September 1, 2018

so help me, if one more person makes the labor day joke

The Kid was born at 6:03 a.m. on Labor Day, fifteen years ago.  He was three weeks early; six hours earlier and he would have ended up a preemie in the hospital NICU for observation, which would have sent me into paroxysms of hair-rending grief and hysterics, since it was the same hospital where I gave birth to my first son and two minutes after he was born, we realized his cardiovascular plumbing was internally croggled and he was more or less doomed.


But no, The Kid was born right at nine pounds - and, I might add, naturally and without the benefit of the epidural they administered an hour beforehand that slipped out as soon as the anesthesiologist left.  He was born in one push because I felt him crown and I think I actually said, "Oh, hell no, catch," in my altered state of agony (wherein I had been chewing on the bed rail), and I gave birth.

("Huh huh," so many people have said, "get it?  You were in labor and it was on Labor Day!"  It isn't good for my homicidal inclinations when this coincidence is pointed out.  No.  Not good at all.)

Today, fifteen years later, the now-rather-elongated bowling ball sat across from me at a Jersey's Mike's downing a full-size club sub, chips, a drink, and a cookie, while I nibbled a kid-sized turkey sandwich and sipped water.  He was wearing pajama pants and didn't give a shit, because he had declared it a laid-back birthday.  And it was laid-back.  We were hanging out.  Just that.

Then we ducked into the pet supply store one slot over in the strip mall.  Molly has been trying to sleep on top of my feet and this is having what one might call a negative effect on the amount of sleep I've been getting and, thus, on every other aspect of my life, so P.J. and I thought of trying a small, soft bed placed at the foot of the bed, in the middle, so she can be trained to sleep there instead. 

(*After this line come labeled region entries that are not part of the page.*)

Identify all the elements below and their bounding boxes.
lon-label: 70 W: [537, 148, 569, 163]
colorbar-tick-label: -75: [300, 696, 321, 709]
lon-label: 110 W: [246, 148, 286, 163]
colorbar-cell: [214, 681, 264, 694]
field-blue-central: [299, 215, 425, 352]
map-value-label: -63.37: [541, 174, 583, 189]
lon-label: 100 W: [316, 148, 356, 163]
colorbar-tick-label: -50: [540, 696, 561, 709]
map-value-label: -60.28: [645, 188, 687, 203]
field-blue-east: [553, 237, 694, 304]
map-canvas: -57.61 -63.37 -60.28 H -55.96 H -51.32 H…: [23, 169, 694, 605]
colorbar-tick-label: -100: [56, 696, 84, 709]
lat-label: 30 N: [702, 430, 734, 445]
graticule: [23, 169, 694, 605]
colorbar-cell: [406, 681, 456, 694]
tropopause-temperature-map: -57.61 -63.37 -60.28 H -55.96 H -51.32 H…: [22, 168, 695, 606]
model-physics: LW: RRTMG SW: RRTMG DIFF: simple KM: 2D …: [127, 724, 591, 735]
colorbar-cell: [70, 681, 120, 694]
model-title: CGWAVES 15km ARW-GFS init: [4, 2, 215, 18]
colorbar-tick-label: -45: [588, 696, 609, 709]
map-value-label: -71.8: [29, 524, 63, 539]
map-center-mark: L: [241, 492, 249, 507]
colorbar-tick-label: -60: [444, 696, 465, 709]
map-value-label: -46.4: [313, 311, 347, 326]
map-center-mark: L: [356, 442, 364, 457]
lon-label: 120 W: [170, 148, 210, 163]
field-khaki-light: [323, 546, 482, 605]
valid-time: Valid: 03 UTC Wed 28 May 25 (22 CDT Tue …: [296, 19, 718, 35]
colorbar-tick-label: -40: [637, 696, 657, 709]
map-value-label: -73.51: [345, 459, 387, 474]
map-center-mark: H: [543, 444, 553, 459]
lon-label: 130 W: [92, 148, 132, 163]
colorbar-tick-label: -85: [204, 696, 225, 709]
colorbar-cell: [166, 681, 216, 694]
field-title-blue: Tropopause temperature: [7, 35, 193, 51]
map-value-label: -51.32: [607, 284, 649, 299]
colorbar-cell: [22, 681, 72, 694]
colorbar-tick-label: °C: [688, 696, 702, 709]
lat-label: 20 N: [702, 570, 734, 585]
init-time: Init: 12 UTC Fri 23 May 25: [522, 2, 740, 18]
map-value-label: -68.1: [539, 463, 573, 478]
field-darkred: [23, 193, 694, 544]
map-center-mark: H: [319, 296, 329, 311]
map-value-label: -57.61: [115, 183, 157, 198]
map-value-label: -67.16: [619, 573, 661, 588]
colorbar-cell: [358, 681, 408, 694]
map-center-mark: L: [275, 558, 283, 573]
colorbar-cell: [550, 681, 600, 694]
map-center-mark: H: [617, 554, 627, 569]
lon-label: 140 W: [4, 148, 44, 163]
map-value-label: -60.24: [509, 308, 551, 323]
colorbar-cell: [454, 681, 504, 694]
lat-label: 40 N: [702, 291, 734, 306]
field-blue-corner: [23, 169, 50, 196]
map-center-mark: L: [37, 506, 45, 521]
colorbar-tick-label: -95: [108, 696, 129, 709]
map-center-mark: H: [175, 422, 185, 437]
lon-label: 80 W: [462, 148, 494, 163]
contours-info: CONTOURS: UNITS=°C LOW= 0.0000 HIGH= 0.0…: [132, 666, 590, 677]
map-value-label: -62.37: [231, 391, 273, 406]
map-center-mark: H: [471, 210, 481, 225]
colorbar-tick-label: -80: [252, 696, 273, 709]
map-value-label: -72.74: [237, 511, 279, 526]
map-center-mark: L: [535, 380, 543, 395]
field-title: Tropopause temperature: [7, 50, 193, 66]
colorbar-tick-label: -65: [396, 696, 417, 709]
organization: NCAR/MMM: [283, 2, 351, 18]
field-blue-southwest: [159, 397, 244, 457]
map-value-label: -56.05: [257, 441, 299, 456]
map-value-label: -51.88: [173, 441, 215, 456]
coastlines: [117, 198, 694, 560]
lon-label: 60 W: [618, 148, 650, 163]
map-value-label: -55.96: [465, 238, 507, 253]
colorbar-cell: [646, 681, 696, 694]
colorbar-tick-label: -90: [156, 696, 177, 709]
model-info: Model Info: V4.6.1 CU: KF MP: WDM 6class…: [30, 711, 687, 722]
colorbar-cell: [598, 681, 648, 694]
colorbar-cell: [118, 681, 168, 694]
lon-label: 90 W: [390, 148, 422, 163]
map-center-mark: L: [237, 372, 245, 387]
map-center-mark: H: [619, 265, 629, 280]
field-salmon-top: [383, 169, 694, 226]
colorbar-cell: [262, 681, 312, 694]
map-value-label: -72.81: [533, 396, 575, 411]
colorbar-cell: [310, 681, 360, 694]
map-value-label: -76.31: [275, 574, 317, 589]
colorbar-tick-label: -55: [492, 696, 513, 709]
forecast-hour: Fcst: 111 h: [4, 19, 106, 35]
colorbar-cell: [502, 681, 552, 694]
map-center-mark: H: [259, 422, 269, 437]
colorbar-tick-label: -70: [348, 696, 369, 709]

This is what we saw when we walked in, on a refrigerator-style cooler beside the bearded dragon display:


It was at this point that I reverted to my teens and we both started finding everything funny.  Everything.  Even the dog beds.  But somehow we got through it and after grabbing an appropriate brown, fuzzy bed, we headed up the toy aisle on the way to the register and then stopped dead in our tracks, frozen and wide-eyed, because next to the squeaky toys were the Kongs. 

Kong is now making binkies as well as their traditional cone-shaped chew toys, the binkies being designed for teething puppies.  There's ... a problem ... with this concept, though, which I will let you work out for yourself, but I will follow what you say out loud with this:  Why in the name of seventeen saints did they, beside the pink and blue and black ones, make one flesh-colored?



The picture depicting the insertion of a treat makes it even more interesting. 

And, I might ask, how did The Kid know to point out that the humor was increased because there's a pinkish ring of inflammation at what would be the base?  This points to an in-depth knowledge of butt plugs and I do not wish to contemplate how he has already come by it.

It has, obviously, been a busy fifteen years.

And obviously, we had to own this, so we bought it.

Hanging out, laughing at everything in the pet store, wondering what we could do with a frozen, individually-wrapped rat.  Just hanging out.  I will likely remember his fifteenth birthday more clearly than he will. 

Tonight will be movie night, with Infinity War and Good Will Hunting back-to-back, continued pajama-wearing, hot cocoa.  Hanging out.  

1 comment:

  1. Happy birthday to your son! It's such an incredible experience to watch our kids grow up. Good laughs, hanging out time -- it's the best! Your son sounds amazing!